Cabe destacar que, en la actualidad, esta definición necesita ampliarse. Si bien sigue siendo válida la indicación acerca del contenido, que incluye la descripción de una lista de documentos ordenados siguiendo un sistema preestablecido, es un hecho que la evolución de las Tecnologías de la Información y la Comunicación (TIC) ha impactado también en la producción de documentos, por lo cual los repertorios deben incluir a todos los que considere relevantes, sin reparar en el soporte en que se encuentren.

Más allá de esta observación, es importante señalar otro aspecto de la definición de Malclès, vinculado a la técnica de compilación bibliográfica y con ello a la importancia de la aplicación al trabajo bibliográfico de reglas estrictas en la producción de los repertorios.

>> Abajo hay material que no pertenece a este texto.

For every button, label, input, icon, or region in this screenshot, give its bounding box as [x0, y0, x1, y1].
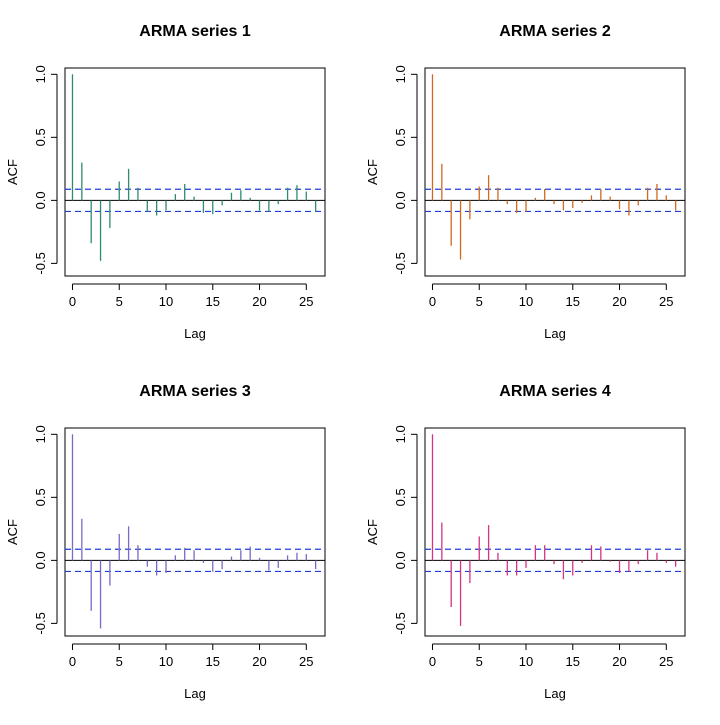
y-tick-label: 0.5 [393, 488, 408, 506]
x-axis-title: Lag [544, 686, 566, 701]
chart-title: ARMA series 1 [139, 23, 251, 40]
x-tick-label: 5 [116, 294, 123, 309]
x-tick-label: 15 [566, 654, 580, 669]
plot-frame [64, 67, 326, 277]
plot-frame [424, 67, 686, 277]
x-tick-label: 20 [612, 294, 626, 309]
x-tick-label: 10 [519, 294, 533, 309]
acf-panel-3: ARMA series 3 0 5 10 15 20 25 -0.5 0.0 0.5 1.0 Lag A… [5, 383, 326, 701]
x-tick-label: 10 [159, 654, 173, 669]
x-tick-label: 25 [299, 294, 313, 309]
y-tick-label: 0.5 [33, 488, 48, 506]
acf-panel-2: ARMA series 2 0 5 10 15 20 25 -0.5 0.0 0.5 1.0 Lag A… [365, 23, 686, 341]
chart-title: ARMA series 3 [139, 383, 251, 400]
x-tick-label: 10 [519, 654, 533, 669]
x-axis-title: Lag [184, 326, 206, 341]
y-axis-title: ACF [5, 519, 20, 545]
plot-frame [424, 427, 686, 637]
x-tick-label: 25 [659, 654, 673, 669]
acf-panel-4: ARMA series 4 0 5 10 15 20 25 -0.5 0.0 0.5 1.0 Lag A… [365, 383, 686, 701]
x-tick-label: 5 [476, 654, 483, 669]
x-tick-label: 20 [612, 654, 626, 669]
y-axis-title: ACF [5, 159, 20, 185]
x-tick-label: 5 [116, 654, 123, 669]
x-tick-label: 0 [69, 294, 76, 309]
x-tick-label: 0 [429, 654, 436, 669]
y-tick-label: 0.0 [393, 551, 408, 569]
x-tick-label: 25 [659, 294, 673, 309]
x-tick-label: 0 [429, 294, 436, 309]
y-axis-title: ACF [365, 159, 380, 185]
y-tick-label: 0.0 [33, 191, 48, 209]
x-tick-label: 25 [299, 654, 313, 669]
x-tick-label: 15 [566, 294, 580, 309]
y-tick-label: 0.0 [393, 191, 408, 209]
y-tick-label: 0.0 [33, 551, 48, 569]
x-axis-title: Lag [184, 686, 206, 701]
y-tick-label: 1.0 [393, 425, 408, 443]
y-axis-title: ACF [365, 519, 380, 545]
y-tick-label: 0.5 [33, 128, 48, 146]
y-tick-label: -0.5 [33, 612, 48, 634]
x-axis-title: Lag [544, 326, 566, 341]
y-tick-label: 1.0 [33, 425, 48, 443]
x-tick-label: 15 [206, 654, 220, 669]
y-tick-label: -0.5 [393, 252, 408, 274]
y-tick-label: 1.0 [393, 65, 408, 83]
chart-title: ARMA series 4 [499, 383, 611, 400]
x-tick-label: 20 [252, 294, 266, 309]
x-tick-label: 0 [69, 654, 76, 669]
chart-title: ARMA series 2 [499, 23, 611, 40]
x-tick-label: 15 [206, 294, 220, 309]
x-tick-label: 5 [476, 294, 483, 309]
x-tick-label: 20 [252, 654, 266, 669]
y-tick-label: 0.5 [393, 128, 408, 146]
acf-panel-1: ARMA series 1 0 5 10 15 20 25 -0.5 0.0 0.5 1.0 Lag A… [5, 23, 326, 341]
y-tick-label: 1.0 [33, 65, 48, 83]
y-tick-label: -0.5 [393, 612, 408, 634]
y-tick-label: -0.5 [33, 252, 48, 274]
x-tick-label: 10 [159, 294, 173, 309]
plot-frame [64, 427, 326, 637]
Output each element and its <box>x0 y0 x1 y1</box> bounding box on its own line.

No toda lista de libros constituye una bibliografía: como producto profesional , y de acuerdo con la afirmación de Theodore Besterman, su elaboración debe llevarse a cabo con rigor, científicamente, y siguiendo un principio ordenador constante.


Los demandantes de bibliografías y la importancia de la oferta en la actualidad

El papel que cumplen los repertorios bibliográficos es fundamental en cualquier estudio ya que, tal como manifestara Gloria Escamilla, la bibliografía es el punto de partida de todo trabajo de investigación. Entre sus demandantes se encuentran no sólo investigadores sino también docentes, educandos y otros lectores. Las bibliografías ofrecen la solución a muchas de sus necesidades de información.

Así, la oferta de repertorios bibliográficos posee una importancia vital en la actualidad, para poder acceder a las fuentes del saber en un contexto en el que la producción de documentos se ha multiplicado y en el que su acceso y difusión se ha visto considerablemente incrementado gracias al desarrollo de las TIC, que los ponen a disposición de los usuarios en una gran variedad de formatos y soportes.

Teniendo en cuenta que las redes funcionan también como fuentes de información, el papel de los repertorios debe necesariamente ser revalorizado ya que estos productos del quehacer bibliográfico pueden permitir que ese amplio abanico de recursos, un caudal de información que del mismo modo que las obras impresas forma parte del patrimonio de la humanidad, pueda ser fehacientemente recuperado por los usuarios en sus búsquedas y aplicado a sus trabajos de investigación.